There are several issues with referencing approach used in the paper:
In the goal of the paper contribution is highlighted as “…through improved (continuous, quick, covering larger areas) data collection.”. I would suggest that you rephrase this into “…through more extensive data collection.” Since it is hard to argue that method is:
I suggest that these advantages authors address in the discussion and drop from the goal itself since they are not straightforward.
Considering the size of the paper and volume of the work conducted, the goal of the paper is a bit short. I suggest that you expand the goal of the paper to reflect the specific contribution to the field.
Methodology section briefly describes the three locations of Danube River where data was collected, introducing flow rate data, SSC, etc. This data might be useful for someone familiar with the river, which most of the readers won’t be.
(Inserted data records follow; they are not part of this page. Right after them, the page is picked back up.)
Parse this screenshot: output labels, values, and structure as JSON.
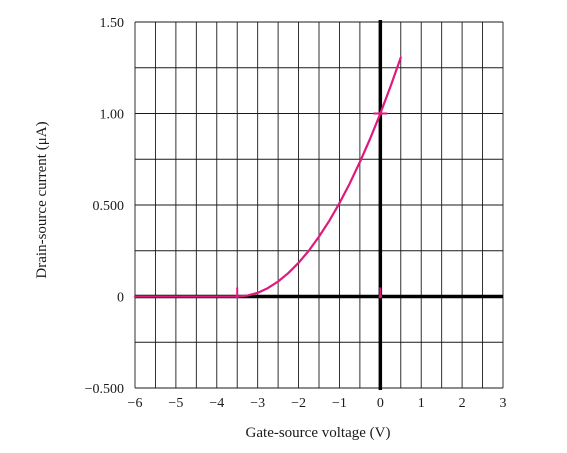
{
  "chart_data": {
    "type": "line",
    "title": "",
    "xlabel": "Gate-source voltage (V)",
    "ylabel": "Drain-source current (μA)",
    "xlim": [
      -6,
      3
    ],
    "ylim": [
      -0.5,
      1.5
    ],
    "x_ticks": [
      -6,
      -5,
      -4,
      -3,
      -2,
      -1,
      0,
      1,
      2,
      3
    ],
    "x_tick_labels": [
      "−6",
      "−5",
      "−4",
      "−3",
      "−2",
      "−1",
      "0",
      "1",
      "2",
      "3"
    ],
    "y_ticks": [
      -0.5,
      0,
      0.5,
      1.0,
      1.5
    ],
    "y_tick_labels": [
      "−0.500",
      "0",
      "0.500",
      "1.00",
      "1.50"
    ],
    "grid": true,
    "x_grid_step": 0.5,
    "y_grid_step": 0.25,
    "legend": "none",
    "series": [
      {
        "color": "#e0197d",
        "x": [
          -6,
          -5,
          -4,
          -3.5,
          -3.25,
          -3,
          -2.75,
          -2.5,
          -2.25,
          -2,
          -1.75,
          -1.5,
          -1.25,
          -1,
          -0.75,
          -0.5,
          -0.25,
          0,
          0.25,
          0.5
        ],
        "y": [
          0,
          0,
          0,
          0,
          0.005,
          0.02,
          0.046,
          0.082,
          0.128,
          0.184,
          0.25,
          0.327,
          0.413,
          0.51,
          0.617,
          0.735,
          0.862,
          1.0,
          1.148,
          1.306
        ]
      }
    ],
    "markers": [
      {
        "x": -3.5,
        "y": 0,
        "color": "#e0197d"
      },
      {
        "x": 0,
        "y": 1.0,
        "color": "#e0197d"
      },
      {
        "x": 0,
        "y": 0,
        "color": "#e0197d"
      }
    ],
    "colors": {
      "axis": "#000000",
      "grid": "#1a1a1a",
      "curve": "#e0197d"
    }
  }
}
Please put the presented data in context – e.g. provide complementary duration data, long-term average data, etc. which would allow estimation of conditions under which surveys were performed (low flow, average flow, flood).
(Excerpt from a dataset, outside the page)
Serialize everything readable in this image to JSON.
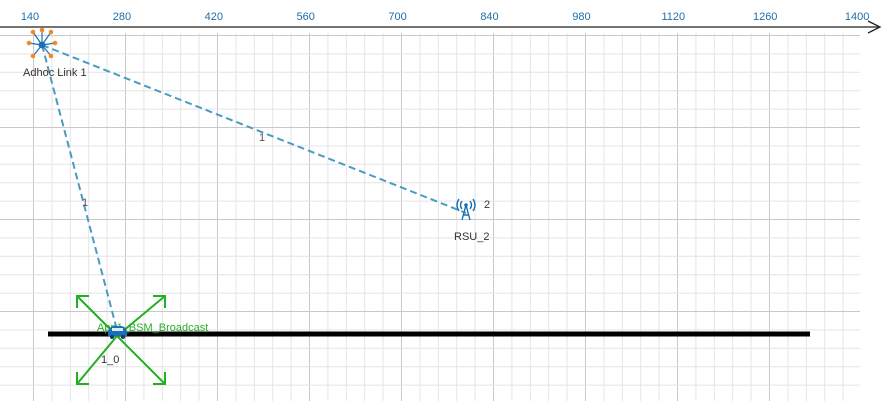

Part of the Methodology focusing on the equipment lacks information that would help understand the data quality, in the context of the maintaining the setup distance from the bed. Please expand the current description with the data about the desired height above the bed and what does it depend on (supposably illumination of the FOV). Similarly, you initially state that size-reference wasn’t used in the images (ln253), and after offer contrary statement that laser pointers were used to provide scale (ln294). Probably laser pointers do not offer constant distance due to the bed irregularities, but clarification of the way they were used would be helpful.
In the Section 4.1, explaining the training of Deep Learning authors present example of erroneous particle detection of the user. Although this is good and informative example, in my opinion it shouldn’t be presented as “ground truth” and rather included as sidenote explaining that training data needs to be carefully selected since you noticed errors in user judgement (n.b., who was the user – one of the authors or trained personnel?)
On ln 31 “fluvial navigation” -> more appropriate would be “fairway placement”, but the connection is loose so I suggest that you replace it with use more relevant to the grain sire instead.
On ln 31 “riverbed structure” -> unclear, does this represent morphology?
“Riverbed” and “river bed” are used interchangeably throughout the manuscript. Please proofread the manuscript.
Goal (aim) of the paper is combined with Introduction, making it indistinctive. Please separate the aim of the paper into separate paragraph.
Figure 1 is very simple and lacks details (Danube is not highlighted and therefore indistinctive from other rivers in the figure).
Can the background orthophoto data be added on the Figures 2 and 3?
Names of the sections (transects) are very hard to follow since they do not follow any logical order (I suppose they do for the authors, but I suggest that you rename them to achieve clarity for the readers).
“Streamlined weight” -> isokinetic suspended sediment sampler?
Methodology section would benefit from added flow chart (process chart) since video decomposition and enhancement is carried out through several steps.